Da, endlich! Versteckt in vermodernden Blättern und morschen Zweigen sehe ich schwarze Baumwolle hervorschauen. Ich ziehe daran und mit einem reißenden Geräusch löst sich der Pulli aus dem Gestrüpp. Jetzt hat er einen Riss am Saum, aber das ist egal. Ich mag es nicht, nackt zu sein, deshalb bin ich froh, ihn zu haben. Schnell ziehe ich auch die schwarze Leggings an und versuche, nicht auf die Eibe zu gucken.
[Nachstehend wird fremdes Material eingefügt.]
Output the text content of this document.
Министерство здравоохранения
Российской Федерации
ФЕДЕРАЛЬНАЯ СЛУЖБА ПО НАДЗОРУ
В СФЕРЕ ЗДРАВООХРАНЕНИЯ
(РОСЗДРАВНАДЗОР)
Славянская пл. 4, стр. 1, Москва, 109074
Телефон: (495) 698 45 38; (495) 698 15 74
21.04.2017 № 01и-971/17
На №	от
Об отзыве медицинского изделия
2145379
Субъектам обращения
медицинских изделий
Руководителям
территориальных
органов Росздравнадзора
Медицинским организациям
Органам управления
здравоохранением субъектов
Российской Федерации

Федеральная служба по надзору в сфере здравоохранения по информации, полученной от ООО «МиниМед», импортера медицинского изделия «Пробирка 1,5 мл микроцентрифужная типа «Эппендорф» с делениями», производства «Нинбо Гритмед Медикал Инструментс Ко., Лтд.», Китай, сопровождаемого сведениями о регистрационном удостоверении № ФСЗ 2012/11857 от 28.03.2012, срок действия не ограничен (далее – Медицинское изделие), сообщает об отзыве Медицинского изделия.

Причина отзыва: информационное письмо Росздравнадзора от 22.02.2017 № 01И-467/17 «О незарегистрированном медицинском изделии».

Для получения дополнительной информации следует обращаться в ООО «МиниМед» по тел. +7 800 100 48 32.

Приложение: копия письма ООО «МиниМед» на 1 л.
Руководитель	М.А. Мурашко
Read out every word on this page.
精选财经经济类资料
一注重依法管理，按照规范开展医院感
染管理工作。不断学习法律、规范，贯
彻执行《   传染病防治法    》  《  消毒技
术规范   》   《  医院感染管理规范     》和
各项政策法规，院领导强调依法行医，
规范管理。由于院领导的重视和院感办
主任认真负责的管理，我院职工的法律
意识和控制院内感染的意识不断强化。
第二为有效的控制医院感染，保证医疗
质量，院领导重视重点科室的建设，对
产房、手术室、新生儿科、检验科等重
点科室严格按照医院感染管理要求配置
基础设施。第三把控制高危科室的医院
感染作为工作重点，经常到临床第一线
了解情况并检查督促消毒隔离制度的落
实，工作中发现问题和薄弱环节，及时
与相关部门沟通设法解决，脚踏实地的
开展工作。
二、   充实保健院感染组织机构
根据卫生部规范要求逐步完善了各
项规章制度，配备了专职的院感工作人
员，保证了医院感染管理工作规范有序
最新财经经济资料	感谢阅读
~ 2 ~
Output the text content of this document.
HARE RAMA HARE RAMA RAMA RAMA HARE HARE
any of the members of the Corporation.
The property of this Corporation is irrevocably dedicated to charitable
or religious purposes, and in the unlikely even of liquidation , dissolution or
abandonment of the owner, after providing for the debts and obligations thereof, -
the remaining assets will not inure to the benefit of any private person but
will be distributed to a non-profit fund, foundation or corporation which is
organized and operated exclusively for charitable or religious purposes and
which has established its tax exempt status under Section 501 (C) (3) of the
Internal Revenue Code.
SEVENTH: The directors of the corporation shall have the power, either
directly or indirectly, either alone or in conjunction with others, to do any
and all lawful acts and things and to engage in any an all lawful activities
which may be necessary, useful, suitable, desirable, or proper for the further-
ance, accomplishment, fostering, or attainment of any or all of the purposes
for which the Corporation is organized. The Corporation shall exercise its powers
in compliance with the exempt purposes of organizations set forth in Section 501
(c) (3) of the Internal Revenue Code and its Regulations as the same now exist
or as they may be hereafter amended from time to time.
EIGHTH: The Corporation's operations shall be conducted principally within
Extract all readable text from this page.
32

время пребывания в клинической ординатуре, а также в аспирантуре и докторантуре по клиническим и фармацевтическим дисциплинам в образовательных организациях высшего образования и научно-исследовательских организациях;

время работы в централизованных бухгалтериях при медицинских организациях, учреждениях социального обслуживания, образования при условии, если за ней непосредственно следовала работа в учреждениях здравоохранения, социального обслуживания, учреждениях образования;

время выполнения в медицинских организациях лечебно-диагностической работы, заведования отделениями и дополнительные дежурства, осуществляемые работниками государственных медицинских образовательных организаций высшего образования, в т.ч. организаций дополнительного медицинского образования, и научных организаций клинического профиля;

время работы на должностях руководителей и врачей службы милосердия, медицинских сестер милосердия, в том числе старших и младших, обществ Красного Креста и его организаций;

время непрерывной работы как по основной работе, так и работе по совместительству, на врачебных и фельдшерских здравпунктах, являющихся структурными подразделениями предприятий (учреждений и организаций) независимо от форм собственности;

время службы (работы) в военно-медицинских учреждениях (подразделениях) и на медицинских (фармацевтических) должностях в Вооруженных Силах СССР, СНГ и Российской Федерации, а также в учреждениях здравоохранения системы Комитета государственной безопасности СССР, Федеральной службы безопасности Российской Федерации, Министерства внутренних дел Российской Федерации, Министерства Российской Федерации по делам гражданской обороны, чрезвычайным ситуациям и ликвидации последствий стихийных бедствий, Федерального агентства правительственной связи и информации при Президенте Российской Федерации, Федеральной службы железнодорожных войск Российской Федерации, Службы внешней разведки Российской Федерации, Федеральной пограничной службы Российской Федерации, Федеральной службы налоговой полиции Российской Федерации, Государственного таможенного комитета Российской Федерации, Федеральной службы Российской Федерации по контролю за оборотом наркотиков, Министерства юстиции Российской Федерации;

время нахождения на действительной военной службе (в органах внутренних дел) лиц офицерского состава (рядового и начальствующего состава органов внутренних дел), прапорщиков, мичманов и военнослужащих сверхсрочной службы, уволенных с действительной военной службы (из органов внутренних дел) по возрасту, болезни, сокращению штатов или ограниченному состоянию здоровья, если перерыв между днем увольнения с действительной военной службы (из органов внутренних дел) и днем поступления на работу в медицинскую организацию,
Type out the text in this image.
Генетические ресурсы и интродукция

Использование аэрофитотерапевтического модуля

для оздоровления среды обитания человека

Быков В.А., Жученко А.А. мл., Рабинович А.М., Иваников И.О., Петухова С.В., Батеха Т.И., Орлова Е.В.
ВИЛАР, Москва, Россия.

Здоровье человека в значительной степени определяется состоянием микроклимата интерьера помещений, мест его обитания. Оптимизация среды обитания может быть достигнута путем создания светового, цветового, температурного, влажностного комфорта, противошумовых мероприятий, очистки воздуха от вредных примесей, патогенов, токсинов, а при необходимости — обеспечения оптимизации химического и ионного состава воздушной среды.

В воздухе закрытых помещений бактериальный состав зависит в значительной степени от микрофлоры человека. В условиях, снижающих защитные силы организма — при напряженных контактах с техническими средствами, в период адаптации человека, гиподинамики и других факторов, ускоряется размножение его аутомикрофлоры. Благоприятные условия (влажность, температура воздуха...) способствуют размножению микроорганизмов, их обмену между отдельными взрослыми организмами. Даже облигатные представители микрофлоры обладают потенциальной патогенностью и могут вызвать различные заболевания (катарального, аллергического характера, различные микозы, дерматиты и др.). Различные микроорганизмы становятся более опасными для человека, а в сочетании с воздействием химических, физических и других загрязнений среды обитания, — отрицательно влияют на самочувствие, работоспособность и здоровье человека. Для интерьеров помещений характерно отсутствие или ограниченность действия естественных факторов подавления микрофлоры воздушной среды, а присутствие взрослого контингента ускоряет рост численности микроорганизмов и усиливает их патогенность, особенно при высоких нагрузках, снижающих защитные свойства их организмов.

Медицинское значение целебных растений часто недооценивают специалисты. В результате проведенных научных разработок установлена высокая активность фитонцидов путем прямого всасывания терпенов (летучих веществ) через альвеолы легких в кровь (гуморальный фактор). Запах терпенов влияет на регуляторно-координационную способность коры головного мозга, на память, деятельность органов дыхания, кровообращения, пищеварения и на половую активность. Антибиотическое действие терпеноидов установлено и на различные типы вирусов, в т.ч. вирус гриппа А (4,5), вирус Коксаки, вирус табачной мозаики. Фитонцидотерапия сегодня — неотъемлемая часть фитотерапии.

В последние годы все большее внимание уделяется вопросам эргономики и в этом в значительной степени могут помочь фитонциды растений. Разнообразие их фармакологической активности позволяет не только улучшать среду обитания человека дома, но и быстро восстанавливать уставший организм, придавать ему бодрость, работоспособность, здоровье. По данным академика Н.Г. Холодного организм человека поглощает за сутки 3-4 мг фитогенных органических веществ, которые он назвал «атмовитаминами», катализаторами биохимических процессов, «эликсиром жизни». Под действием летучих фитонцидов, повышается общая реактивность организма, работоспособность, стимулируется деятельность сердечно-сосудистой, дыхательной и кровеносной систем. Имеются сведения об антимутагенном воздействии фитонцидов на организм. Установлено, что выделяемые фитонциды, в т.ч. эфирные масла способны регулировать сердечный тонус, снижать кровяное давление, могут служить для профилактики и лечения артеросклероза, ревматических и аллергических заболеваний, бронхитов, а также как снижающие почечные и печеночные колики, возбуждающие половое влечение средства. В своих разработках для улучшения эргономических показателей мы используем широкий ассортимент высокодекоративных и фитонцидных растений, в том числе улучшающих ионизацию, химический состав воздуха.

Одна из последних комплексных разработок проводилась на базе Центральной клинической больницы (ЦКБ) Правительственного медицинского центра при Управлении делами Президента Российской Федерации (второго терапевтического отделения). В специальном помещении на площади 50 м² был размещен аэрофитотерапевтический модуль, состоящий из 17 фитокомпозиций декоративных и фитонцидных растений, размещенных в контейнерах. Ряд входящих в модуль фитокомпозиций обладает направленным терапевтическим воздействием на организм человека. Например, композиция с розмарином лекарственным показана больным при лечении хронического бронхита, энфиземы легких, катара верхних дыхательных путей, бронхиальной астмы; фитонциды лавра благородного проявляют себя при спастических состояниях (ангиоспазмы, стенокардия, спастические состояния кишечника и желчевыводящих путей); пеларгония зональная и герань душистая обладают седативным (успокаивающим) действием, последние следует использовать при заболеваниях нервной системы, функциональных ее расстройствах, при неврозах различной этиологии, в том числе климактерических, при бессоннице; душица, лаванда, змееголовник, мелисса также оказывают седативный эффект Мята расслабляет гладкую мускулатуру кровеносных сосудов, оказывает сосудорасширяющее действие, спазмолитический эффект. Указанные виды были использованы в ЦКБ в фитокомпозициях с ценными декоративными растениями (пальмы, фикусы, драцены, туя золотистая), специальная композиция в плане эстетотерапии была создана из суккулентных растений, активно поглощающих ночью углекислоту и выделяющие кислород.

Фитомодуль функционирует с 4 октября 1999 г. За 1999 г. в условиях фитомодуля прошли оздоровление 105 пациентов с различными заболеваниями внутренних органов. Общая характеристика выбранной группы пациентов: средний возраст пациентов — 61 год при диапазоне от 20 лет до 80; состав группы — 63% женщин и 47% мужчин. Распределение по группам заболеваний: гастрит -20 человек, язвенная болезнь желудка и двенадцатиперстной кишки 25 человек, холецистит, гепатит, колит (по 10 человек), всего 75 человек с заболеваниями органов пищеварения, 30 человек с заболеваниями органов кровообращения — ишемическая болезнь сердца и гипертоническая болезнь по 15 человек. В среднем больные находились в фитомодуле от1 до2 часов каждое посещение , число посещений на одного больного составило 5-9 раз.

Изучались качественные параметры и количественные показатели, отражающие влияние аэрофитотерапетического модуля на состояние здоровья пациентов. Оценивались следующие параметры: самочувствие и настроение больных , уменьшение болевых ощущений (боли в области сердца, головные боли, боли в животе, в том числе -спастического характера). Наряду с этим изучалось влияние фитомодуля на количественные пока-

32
Mit halb geschlossenen Augen will ich zum Auto laufen, da ich den Baum nicht sehen möchte, aber ich habe keine Schuhe an und trete auf einen scharfkantigen Stein.
Ich schreie erschrocken auf und falle zu Boden. Lange habe ich keinen physischen Schmerz gefühlt, nicht seit damals, deshalb überkommt er mich mit ungeahnter Wucht. Mit zusammengebissenen Zähnen halte ich mir den Fuß und fühle etwas Blut aus einer Wunde sickern. Es wird nicht mehr lange wehtun, das weiß ich. In ein paar Stunden wird nicht einmal mehr ein Kratzer zu sehen sein.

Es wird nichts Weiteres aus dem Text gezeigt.